Ma prontamente il dottore cerca di carpire un’ipotetica simpatia del giovane chiedendo “Come deve essere una donna per colpirti?” e Michael si confida dicendo “Esteticamente mi deve colpire, ma mi piacciono le donne forti di carattere, provocatrici e in carriera” aggiungendo Ambra poteva essere una tipologia di donna che mi piaceva ma era troppo grande per me come mentalità anche se ha solo trent’anni”.

Il pungente Lemme allora interviene dicendo “È una donna finita” ma il giovane fisicato, visibilemente infastidito, lo rimprovera dicendo “Non mi piace come battuta” mentre il dottore ribatte “Ma è una realtà, ha finito di giocare nel Grande Fratello”.

Michael però, innervosito dal commento del coinquilino, in modo serio e piccato gli risponde “Ma non puoi dire così, è sta una mia compagna e le volevo bene” e allontanandosi aggiunge “Provochi, ho capito che con te non si può stare!”.

Successivamente Michael rientrando in Casa viene interrogato dai coinquilini sul battibecco avuto a bordo piscina con il dottore. Il giovane fisicato cerca di non rivelare tutta la discussione mentre Francesca lo incalza dicendo “Bisogna isolarlo” facendo riferimento al comportamento provocatorio di Lemme.

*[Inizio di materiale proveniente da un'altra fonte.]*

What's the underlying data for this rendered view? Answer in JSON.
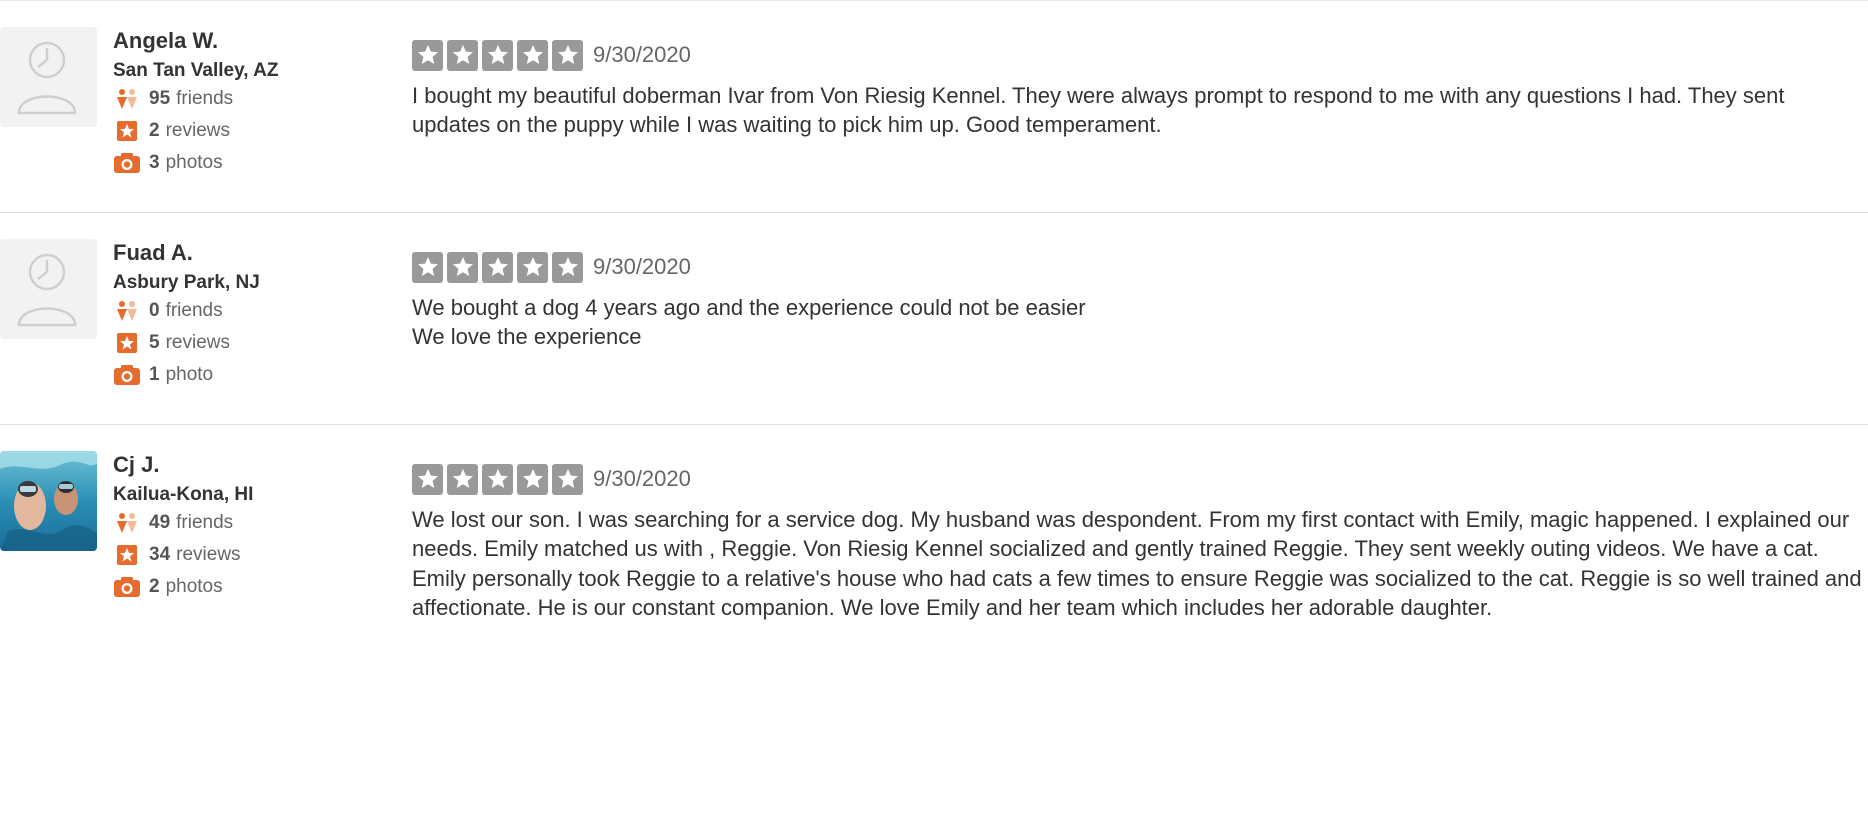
{
  "reviews": [
    {
      "user": {
        "name": "Angela W.",
        "location": "San Tan Valley, AZ",
        "friends_count": "95",
        "friends_label": "friends",
        "reviews_count": "2",
        "reviews_label": "reviews",
        "photos_count": "3",
        "photos_label": "photos",
        "avatar": "default-avatar"
      },
      "rating": 5,
      "date": "9/30/2020",
      "text": "I bought my beautiful doberman Ivar from Von Riesig Kennel. They were always prompt to respond to me with any questions I had. They sent updates on the puppy while I was waiting to pick him up. Good temperament."
    },
    {
      "user": {
        "name": "Fuad A.",
        "location": "Asbury Park, NJ",
        "friends_count": "0",
        "friends_label": "friends",
        "reviews_count": "5",
        "reviews_label": "reviews",
        "photos_count": "1",
        "photos_label": "photo",
        "avatar": "default-avatar"
      },
      "rating": 5,
      "date": "9/30/2020",
      "text": "We bought a dog 4 years ago and the experience could not be easier\nWe love the experience"
    },
    {
      "user": {
        "name": "Cj J.",
        "location": "Kailua-Kona, HI",
        "friends_count": "49",
        "friends_label": "friends",
        "reviews_count": "34",
        "reviews_label": "reviews",
        "photos_count": "2",
        "photos_label": "photos",
        "avatar": "snorkeling-photo"
      },
      "rating": 5,
      "date": "9/30/2020",
      "text": "We lost our son. I was searching for a service dog. My husband was despondent. From my first contact with Emily, magic happened. I explained  our needs. Emily matched us with , Reggie. Von Riesig Kennel socialized and gently trained  Reggie. They sent weekly outing videos. We have a cat. Emily personally took Reggie to a relative's house who had cats  a few times to ensure Reggie was socialized to the cat. Reggie is so well trained and affectionate. He is our constant companion. We love Emily and her team which includes her adorable daughter."
    }
  ],
  "colors": {
    "accent": "#e66b2e",
    "star_inactive": "#999999",
    "divider": "#e2e2e2"
  },
  "icons": {
    "friends": "friends-icon",
    "reviews": "star-badge-icon",
    "photos": "camera-icon",
    "star": "star-icon"
  }
}
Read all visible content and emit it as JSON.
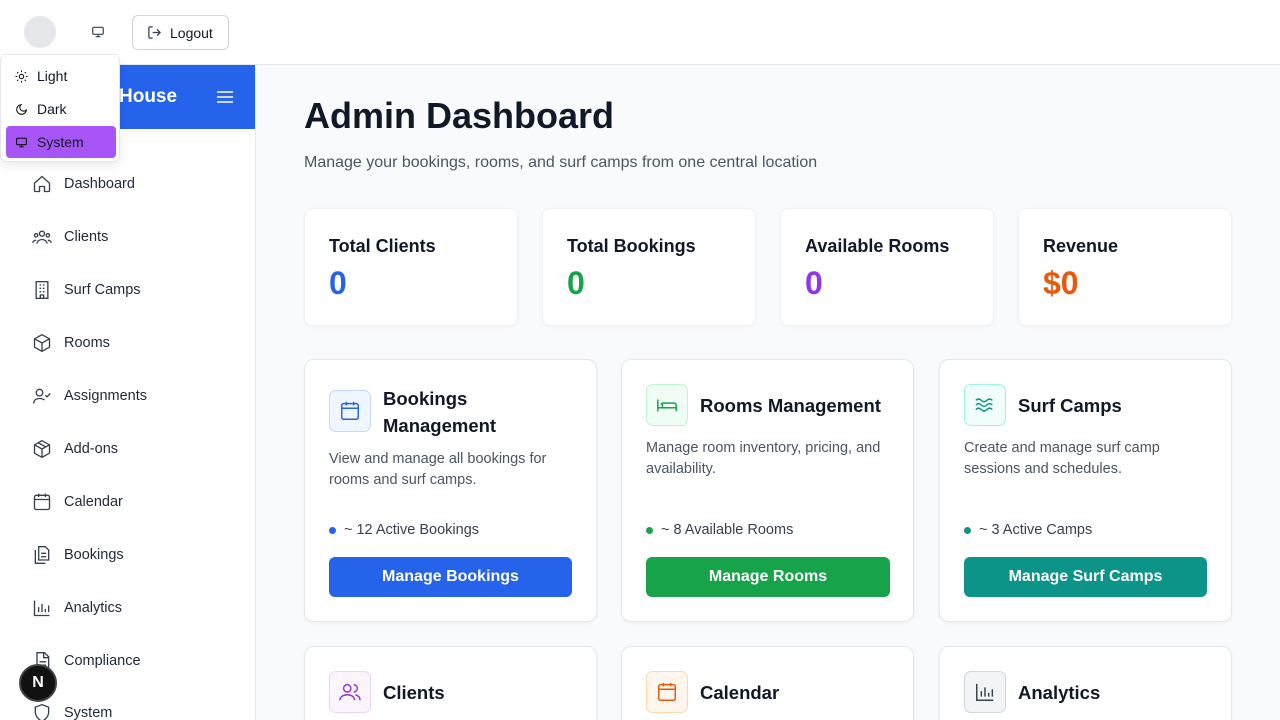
{
  "topbar": {
    "logout_label": "Logout"
  },
  "theme_menu": {
    "items": [
      {
        "label": "Light",
        "icon": "sun-icon"
      },
      {
        "label": "Dark",
        "icon": "moon-icon"
      },
      {
        "label": "System",
        "icon": "monitor-icon",
        "selected": true
      }
    ]
  },
  "sidebar": {
    "brand": "House",
    "items": [
      {
        "label": "Dashboard",
        "icon": "home-icon"
      },
      {
        "label": "Clients",
        "icon": "users-icon"
      },
      {
        "label": "Surf Camps",
        "icon": "building-icon"
      },
      {
        "label": "Rooms",
        "icon": "box-icon"
      },
      {
        "label": "Assignments",
        "icon": "user-check-icon"
      },
      {
        "label": "Add-ons",
        "icon": "package-icon"
      },
      {
        "label": "Calendar",
        "icon": "calendar-icon"
      },
      {
        "label": "Bookings",
        "icon": "files-icon"
      },
      {
        "label": "Analytics",
        "icon": "bar-chart-icon"
      },
      {
        "label": "Compliance",
        "icon": "file-text-icon"
      },
      {
        "label": "System",
        "icon": "shield-icon"
      }
    ]
  },
  "main": {
    "title": "Admin Dashboard",
    "subtitle": "Manage your bookings, rooms, and surf camps from one central location",
    "stats": [
      {
        "label": "Total Clients",
        "value": "0",
        "color": "#2563eb"
      },
      {
        "label": "Total Bookings",
        "value": "0",
        "color": "#16a34a"
      },
      {
        "label": "Available Rooms",
        "value": "0",
        "color": "#9333ea"
      },
      {
        "label": "Revenue",
        "value": "$0",
        "color": "#ea580c"
      }
    ],
    "cards": [
      {
        "title": "Bookings Management",
        "description": "View and manage all bookings for rooms and surf camps.",
        "stat": "~ 12 Active Bookings",
        "button": "Manage Bookings",
        "color": "#2563eb"
      },
      {
        "title": "Rooms Management",
        "description": "Manage room inventory, pricing, and availability.",
        "stat": "~ 8 Available Rooms",
        "button": "Manage Rooms",
        "color": "#16a34a"
      },
      {
        "title": "Surf Camps",
        "description": "Create and manage surf camp sessions and schedules.",
        "stat": "~ 3 Active Camps",
        "button": "Manage Surf Camps",
        "color": "#0d9488"
      },
      {
        "title": "Clients"
      },
      {
        "title": "Calendar"
      },
      {
        "title": "Analytics"
      }
    ]
  },
  "badge": "N"
}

Infine il fisicato giovane, dopo essersi calmato, ricerca un secondo confronto con il dottore dicendo “Ti chiedo scusa se ho esagerato, ma tu non hai fatto una bellissima battuta” e prontamente Lemme gli risponde “L’importante è che tu non pensi che io abbia voluto prenderti in giro, non era mia intenzione”.